Introduction The Elective Orthopaedic Centre in Epsom has an established patient reported outcome measures programme, into which all patients are enrolled. Postoperative complications, Oxford hip/knee scores (OHS/OKS) and EQ-5D™ (EuroQol, Rotterdam, Netherlands) scores are collected up to the second postoperative year. Our population is ageing and the number of joint replacements being performed on the very elderly is rising. The aim of this study was to investigate the outcome of joint replacements in a nonagenarian population. Methods Our dataset was reviewed retrospectively for a cohort of nonagenarians undergoing either a primary total hip replacement (THR) or total knee replacement (TKR) between April 2008 and October 2011. Postoperative complications, mortality rates and functional outcomes were compared with those of a time matched 70-79-year-old cohort. Results Nonagenarians requiring a THR presented with a lower preoperative OHS (p=0.020) but made a greater improvement in the first postoperative year than the younger cohort (p=0.040). The preoperative OKS was lower for nonagenarians than for the control group (p=0.022). At one and two years after TKR, however, there was no significant difference between the age groups. The nonagenarians had a greater risk of requiring a blood transfusion following both THR (p=0.027; 95% confidence interval [CI]: 1.11-5.75) and TKR (p=0.037; 95% CI: 1.08-16.65) while the latter cohort also required a longer stay than their younger counterparts (p=0.001). Mortality rates were higher in the nonagenarian group but these were in keeping with the life expectancy projections identified by the Office for National Statistics. Conclusions Over a two-year period, the functional outcome and satisfaction rates achieved by nonagenarians following a THR or TKR are comparable with 70-79-year-olds.

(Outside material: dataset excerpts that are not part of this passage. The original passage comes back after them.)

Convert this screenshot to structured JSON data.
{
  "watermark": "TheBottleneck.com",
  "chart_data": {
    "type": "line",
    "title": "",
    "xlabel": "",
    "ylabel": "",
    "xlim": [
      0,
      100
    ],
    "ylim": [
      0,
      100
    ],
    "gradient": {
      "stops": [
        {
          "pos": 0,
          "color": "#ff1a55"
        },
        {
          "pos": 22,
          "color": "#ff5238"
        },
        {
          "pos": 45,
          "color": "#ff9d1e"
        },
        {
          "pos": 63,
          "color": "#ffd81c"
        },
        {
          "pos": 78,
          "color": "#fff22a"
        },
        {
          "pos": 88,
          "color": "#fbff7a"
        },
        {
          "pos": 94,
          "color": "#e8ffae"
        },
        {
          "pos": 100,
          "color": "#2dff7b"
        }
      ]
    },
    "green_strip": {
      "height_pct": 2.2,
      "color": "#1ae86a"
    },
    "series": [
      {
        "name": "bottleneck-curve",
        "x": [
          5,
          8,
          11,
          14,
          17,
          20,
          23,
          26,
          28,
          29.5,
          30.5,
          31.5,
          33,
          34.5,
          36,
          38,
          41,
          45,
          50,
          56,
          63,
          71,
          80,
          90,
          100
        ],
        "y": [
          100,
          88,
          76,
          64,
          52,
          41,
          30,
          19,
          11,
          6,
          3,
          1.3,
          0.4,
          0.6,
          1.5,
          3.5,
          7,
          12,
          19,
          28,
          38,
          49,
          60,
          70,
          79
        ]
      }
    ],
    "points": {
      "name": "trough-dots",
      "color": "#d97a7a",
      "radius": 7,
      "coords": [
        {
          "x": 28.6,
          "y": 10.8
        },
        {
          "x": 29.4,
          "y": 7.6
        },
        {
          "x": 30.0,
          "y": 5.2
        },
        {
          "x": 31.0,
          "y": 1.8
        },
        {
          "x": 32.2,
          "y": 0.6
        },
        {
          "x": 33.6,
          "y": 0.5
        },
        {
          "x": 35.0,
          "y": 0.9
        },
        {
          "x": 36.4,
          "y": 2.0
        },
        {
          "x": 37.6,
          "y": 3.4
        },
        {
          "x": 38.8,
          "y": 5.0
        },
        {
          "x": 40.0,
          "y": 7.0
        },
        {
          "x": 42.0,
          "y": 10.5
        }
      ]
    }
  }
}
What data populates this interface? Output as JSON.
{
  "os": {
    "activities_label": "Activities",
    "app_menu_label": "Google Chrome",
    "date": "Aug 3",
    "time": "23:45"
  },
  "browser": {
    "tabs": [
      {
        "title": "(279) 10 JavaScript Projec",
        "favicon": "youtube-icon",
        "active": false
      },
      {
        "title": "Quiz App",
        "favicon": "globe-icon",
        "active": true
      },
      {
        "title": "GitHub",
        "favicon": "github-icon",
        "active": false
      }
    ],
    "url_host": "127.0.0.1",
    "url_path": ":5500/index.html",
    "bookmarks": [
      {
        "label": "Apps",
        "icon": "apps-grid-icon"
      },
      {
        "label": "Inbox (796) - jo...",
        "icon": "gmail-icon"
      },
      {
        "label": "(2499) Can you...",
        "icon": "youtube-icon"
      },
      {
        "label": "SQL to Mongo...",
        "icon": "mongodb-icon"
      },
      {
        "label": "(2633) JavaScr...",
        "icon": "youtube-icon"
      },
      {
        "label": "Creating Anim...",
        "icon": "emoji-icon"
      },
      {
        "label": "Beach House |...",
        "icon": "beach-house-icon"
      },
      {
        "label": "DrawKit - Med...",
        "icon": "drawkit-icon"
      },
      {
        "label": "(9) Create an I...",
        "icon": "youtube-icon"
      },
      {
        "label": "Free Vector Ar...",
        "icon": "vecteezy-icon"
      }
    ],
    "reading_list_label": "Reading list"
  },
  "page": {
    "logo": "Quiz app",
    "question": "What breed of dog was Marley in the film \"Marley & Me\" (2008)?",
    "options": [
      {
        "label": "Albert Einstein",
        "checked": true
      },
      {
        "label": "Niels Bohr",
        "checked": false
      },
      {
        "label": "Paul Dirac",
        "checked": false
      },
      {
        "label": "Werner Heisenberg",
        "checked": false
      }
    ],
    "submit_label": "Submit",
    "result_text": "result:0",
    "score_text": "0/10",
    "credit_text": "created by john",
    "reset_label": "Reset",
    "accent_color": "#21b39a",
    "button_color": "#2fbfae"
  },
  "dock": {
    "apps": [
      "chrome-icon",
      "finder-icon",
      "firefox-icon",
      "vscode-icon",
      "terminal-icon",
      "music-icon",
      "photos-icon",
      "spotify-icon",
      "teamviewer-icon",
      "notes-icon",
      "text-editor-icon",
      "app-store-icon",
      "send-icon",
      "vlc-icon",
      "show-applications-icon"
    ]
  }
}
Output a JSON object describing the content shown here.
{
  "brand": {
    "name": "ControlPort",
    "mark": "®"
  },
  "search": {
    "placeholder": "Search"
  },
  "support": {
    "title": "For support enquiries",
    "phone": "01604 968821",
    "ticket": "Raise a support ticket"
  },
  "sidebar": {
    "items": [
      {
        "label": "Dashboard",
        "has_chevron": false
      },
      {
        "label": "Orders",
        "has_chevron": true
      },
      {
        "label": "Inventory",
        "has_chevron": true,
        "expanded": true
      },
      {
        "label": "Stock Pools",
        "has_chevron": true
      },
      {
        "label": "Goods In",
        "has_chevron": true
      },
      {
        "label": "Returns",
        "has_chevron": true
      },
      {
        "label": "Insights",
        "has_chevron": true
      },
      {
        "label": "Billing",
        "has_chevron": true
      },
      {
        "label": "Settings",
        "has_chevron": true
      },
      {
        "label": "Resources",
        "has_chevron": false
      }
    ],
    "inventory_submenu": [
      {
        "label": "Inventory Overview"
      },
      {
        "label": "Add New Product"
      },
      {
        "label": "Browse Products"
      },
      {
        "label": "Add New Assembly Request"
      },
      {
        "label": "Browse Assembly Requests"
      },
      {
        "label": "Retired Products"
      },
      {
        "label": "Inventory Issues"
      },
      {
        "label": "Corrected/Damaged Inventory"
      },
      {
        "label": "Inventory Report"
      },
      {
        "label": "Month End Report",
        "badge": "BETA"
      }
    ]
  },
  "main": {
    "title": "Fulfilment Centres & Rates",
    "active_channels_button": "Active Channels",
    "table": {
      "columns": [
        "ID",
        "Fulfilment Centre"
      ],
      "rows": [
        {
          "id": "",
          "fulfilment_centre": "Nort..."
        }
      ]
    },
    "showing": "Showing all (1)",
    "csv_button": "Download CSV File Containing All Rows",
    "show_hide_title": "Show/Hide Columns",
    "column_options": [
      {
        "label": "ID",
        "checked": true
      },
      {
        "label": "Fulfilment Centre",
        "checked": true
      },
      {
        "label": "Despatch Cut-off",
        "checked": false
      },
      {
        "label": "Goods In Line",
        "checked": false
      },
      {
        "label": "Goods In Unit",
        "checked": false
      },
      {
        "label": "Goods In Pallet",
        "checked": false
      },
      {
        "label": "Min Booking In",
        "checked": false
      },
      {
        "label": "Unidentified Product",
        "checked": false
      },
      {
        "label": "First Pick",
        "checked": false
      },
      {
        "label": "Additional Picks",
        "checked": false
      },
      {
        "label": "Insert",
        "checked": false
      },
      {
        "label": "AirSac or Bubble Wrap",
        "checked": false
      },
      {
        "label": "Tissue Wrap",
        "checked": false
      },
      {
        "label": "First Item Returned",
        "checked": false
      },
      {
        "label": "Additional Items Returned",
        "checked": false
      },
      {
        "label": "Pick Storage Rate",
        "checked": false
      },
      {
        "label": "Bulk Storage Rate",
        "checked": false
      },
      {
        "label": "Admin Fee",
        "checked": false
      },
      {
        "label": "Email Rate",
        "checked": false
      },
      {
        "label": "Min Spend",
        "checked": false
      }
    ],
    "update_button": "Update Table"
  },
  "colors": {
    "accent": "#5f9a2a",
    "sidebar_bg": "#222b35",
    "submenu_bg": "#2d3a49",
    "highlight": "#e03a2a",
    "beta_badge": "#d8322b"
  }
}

引言 埃普索姆的择期骨科中心有一个既定的患者报告结局测量项目,所有患者均已登记入组。收集术后并发症、牛津髋关节/膝关节评分(OHS/OKS)以及EQ-5D™(欧洲生活质量量表,荷兰鹿特丹)评分,直至术后第二年。我们的患者群体正在老龄化,针对高龄患者进行的关节置换手术数量正在增加。本研究的目的是调查非agenarian人群关节置换的结局。方法 我们对2008年4月至2011年10月期间接受初次全髋关节置换(THR)或全膝关节置换(TKR)的非agenarian队列的数据集进行了回顾性分析。将术后并发症、死亡率和功能结局与年龄匹配的70 - 79岁队列进行比较。结果 需要进行THR的非agenarian术前OHS较低(p = 0.020),但术后第一年的改善程度比年轻队列更大(p = 0.040)。非agenarian的术前OKS低于对照组(p = 0.022)。然而,在TKR术后一年和两年时,各年龄组之间没有显著差异。非agenarian在THR(p = 0.027;95%置信区间[CI]:1.11 - 5.75)和TKR(p = 0.037;95% CI:1.08 - 16.65)后需要输血的风险更高,而后一组队列的住院时间也比年轻患者更长(p = 0.001)。非agenarian组的死亡率较高,但这些与英国国家统计局确定的预期寿命预测相符。结论 在两年期间,非agenarian进行THR或TKR后的功能结局和满意度与70 - 79岁人群相当。